For maximum compliance, rules cannot be rational nor consistently applied. Arbitrary rules are best. Think of animal training or schools, insofar as those two can be distinguished. All the key rules, the breaking of which gets you into immediate trouble, are completely arbitrary. For animals, it’s stay until I say you can go, it’s sit, stand, roll over – for no reason except I say so. In schools, it’s bells, lines, grade segregation, permission slips – for no reason except I say so. That’s how you make the training really stick: keep the trainee guessing, desperate to know what it is you want NOW. If the rules made sense, then a dog or a kid wouldn’t need to hang on the trainer’s every word – they could figure it out. So rules are by design arbitrary.
Enforcement is equally arbitrary. Sometimes, a teacher will go ballistic if kids don’t get in line or talk in class; other times, a teacher will let it slide. Often, it’s the same teacher. This is designed to remove reason from the equation, to keep kids (and dogs) anxious and insecure. The only difference: good dog trainers do all this so that the dog can be happy in his role in the ‘pack’. The unhappiness of school kids is meant to be permanent.
Our betters will pump the brakes on COVID rules and enforcement. I’m playing the game now of seeing how far ignoring the rules will be allowed to go. So far, California and our county mostly go soft on enforcement unless someone makes a big deal out of it – that must not be allowed. As long as I don’t get confrontational, it seems I can do almost whatever I want. The bigger stores and churches are still scared Karen will turn them in. Otherwise, people seem pretty cool. But I expect this to change with the next ‘wave’. Because that’s how this works.
Death rates from COVID – attributed deaths ‘involving’ the Coof, per the CDC – have bottomed out over the last few months. We are approaching 6 months since the end of the last ‘wave’ – our nursing homes should be fully reloaded with soon-to-die patients within the next couple months. Unless nursing homes are reopened to everyone who wants to visit, which is very unlikely, I expect another ‘wave’ starting – well, whenever convenient starting in about August. Maybe they’ll wait for late fall, the traditional beginning of the peak of deaths in the US. The next wave will start whenever politically expedient. The state’s new power to restrict or remove our rights and freedom will never be surrendered voluntarily.
Note: Caveats to any numbers about nursing homes:
- What qualifies as a nursing home and what doesn’t was not at all clear when I tried to figure it out months ago. A large range of facilities, from hospices to rehab, might conceivably fall under the term.

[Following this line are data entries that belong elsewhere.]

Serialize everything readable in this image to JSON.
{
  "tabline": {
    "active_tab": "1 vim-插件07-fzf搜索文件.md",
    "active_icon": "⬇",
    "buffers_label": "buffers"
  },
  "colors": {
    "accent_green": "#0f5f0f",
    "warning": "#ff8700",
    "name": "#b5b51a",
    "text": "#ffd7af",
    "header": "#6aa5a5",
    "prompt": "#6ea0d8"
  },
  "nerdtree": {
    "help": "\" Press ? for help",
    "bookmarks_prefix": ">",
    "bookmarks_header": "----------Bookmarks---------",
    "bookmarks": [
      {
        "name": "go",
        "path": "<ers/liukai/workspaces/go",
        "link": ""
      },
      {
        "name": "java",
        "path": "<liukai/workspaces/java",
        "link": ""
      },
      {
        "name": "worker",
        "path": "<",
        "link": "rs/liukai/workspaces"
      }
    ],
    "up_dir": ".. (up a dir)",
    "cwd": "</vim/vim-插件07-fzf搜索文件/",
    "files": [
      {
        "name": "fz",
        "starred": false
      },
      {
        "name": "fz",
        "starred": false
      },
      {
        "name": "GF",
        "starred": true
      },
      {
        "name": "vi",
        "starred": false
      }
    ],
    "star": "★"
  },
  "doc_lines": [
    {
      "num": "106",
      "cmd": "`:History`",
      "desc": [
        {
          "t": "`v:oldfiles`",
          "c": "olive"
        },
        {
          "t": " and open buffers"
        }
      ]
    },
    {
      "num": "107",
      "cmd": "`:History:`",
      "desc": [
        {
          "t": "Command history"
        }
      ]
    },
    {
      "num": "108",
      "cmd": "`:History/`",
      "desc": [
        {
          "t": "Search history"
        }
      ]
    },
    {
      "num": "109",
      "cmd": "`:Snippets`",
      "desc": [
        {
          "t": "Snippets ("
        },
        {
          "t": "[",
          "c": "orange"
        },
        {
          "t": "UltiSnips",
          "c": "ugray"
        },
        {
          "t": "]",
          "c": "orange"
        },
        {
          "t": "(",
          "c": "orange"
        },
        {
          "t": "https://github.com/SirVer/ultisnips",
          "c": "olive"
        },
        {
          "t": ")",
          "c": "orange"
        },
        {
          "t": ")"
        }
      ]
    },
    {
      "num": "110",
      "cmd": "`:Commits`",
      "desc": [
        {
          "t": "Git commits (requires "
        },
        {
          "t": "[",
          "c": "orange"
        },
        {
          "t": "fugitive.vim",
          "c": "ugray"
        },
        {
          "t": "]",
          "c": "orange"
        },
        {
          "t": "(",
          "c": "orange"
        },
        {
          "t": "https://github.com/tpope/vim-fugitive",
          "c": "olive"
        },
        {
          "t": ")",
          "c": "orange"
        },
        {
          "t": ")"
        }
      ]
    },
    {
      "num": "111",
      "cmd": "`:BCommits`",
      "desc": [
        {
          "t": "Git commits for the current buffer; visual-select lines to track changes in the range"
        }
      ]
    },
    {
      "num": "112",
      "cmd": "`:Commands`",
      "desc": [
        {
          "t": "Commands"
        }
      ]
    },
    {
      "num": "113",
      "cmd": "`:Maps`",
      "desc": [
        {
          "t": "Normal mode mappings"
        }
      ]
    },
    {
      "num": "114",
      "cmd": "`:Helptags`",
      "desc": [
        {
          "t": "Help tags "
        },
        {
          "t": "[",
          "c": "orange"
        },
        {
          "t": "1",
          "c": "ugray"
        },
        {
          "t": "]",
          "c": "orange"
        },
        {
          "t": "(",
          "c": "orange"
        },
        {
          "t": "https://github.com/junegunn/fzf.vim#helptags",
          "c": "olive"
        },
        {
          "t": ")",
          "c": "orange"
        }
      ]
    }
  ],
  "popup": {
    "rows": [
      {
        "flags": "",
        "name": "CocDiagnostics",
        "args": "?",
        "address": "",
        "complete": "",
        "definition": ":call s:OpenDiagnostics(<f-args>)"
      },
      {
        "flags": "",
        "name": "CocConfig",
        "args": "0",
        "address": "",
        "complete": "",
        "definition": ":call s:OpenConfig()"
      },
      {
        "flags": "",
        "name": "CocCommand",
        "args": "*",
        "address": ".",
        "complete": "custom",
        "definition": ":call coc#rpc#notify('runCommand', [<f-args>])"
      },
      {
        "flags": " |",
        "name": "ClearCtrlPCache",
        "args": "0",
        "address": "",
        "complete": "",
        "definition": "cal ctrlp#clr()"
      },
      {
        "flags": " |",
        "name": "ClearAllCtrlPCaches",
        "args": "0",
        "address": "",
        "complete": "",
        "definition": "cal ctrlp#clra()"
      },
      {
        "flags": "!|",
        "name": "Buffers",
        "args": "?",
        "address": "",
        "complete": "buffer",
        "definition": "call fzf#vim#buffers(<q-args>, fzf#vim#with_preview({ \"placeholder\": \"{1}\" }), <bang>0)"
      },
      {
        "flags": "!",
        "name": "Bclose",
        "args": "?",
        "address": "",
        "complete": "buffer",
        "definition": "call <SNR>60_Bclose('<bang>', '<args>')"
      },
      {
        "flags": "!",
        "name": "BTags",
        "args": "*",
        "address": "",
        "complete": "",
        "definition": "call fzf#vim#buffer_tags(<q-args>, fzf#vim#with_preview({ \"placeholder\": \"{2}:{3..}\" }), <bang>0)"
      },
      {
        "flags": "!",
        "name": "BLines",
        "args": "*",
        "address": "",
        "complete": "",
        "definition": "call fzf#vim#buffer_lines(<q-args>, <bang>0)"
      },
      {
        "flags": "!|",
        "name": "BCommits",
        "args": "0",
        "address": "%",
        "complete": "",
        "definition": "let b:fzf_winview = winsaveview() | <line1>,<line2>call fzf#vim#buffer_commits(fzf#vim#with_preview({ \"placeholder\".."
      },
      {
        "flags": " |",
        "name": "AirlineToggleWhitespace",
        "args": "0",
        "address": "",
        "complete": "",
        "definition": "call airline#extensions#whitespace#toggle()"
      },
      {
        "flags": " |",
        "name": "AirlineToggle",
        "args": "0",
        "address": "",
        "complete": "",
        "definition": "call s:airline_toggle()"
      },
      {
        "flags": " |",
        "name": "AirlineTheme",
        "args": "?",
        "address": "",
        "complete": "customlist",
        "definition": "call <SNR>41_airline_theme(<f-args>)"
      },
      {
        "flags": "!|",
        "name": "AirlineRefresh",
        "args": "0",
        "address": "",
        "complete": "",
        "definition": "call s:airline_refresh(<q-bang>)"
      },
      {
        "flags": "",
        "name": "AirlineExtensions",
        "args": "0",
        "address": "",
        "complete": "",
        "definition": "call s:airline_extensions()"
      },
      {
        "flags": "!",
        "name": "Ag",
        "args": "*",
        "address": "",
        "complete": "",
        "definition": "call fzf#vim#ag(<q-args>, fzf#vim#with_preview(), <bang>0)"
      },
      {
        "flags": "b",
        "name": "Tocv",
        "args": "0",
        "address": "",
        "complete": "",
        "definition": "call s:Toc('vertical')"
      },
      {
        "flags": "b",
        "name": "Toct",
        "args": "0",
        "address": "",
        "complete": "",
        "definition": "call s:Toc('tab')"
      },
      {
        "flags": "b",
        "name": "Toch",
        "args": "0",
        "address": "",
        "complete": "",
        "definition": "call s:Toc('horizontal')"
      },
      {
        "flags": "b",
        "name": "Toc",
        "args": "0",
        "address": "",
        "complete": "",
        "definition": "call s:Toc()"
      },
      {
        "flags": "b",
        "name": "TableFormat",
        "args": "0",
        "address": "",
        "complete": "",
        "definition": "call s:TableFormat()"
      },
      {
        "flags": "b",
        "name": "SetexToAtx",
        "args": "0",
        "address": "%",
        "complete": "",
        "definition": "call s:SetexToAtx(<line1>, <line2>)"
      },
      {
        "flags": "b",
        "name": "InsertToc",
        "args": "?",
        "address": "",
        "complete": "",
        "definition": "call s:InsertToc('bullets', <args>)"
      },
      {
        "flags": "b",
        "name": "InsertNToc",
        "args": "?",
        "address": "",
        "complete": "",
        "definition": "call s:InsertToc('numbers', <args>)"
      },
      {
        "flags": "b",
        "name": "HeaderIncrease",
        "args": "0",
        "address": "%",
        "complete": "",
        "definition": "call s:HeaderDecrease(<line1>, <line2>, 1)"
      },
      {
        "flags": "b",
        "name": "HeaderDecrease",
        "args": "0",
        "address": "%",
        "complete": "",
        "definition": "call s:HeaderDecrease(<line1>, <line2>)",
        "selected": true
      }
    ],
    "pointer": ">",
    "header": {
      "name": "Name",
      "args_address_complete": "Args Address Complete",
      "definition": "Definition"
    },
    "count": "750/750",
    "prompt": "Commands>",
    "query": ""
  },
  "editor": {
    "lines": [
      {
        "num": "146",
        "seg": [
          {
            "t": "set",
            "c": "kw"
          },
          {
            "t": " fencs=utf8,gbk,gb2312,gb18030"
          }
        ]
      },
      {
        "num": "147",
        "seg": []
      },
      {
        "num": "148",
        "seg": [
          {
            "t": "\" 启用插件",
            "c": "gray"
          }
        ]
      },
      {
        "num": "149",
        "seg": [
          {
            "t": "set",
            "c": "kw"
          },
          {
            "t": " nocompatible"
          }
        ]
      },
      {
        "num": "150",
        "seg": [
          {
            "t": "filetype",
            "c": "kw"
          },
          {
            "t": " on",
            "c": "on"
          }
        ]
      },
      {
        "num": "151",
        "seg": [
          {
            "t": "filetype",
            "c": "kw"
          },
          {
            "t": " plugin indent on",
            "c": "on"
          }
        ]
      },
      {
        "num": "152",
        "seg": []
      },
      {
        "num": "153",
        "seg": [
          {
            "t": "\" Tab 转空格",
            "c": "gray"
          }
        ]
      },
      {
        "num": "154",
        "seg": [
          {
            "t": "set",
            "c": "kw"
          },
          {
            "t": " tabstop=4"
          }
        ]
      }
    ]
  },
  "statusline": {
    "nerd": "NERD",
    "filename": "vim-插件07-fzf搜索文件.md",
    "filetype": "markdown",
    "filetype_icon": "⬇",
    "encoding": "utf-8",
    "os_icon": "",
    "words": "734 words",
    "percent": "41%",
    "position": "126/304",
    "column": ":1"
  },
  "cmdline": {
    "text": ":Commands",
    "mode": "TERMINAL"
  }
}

- Is the definition of a nursing home the same from place to place and over time? Also unclear, but almost certainly not.
- What if someone is released from a nursing home to some sort of hospice care? When they die, how is that counted? I imagine this is unlikely in the age of the Kung Flu, but can’t be sure.
- Are nursing home patients sent to hospitals when they need more intense medical care? If they then die in the hospital, is that counted as a nursing home death or a hospital death?
I can’t see a way to get numbers about nursing homes about which I’m very confident. Nursing homes are ubiquitous, and people are generally sent there to die – that much is clear.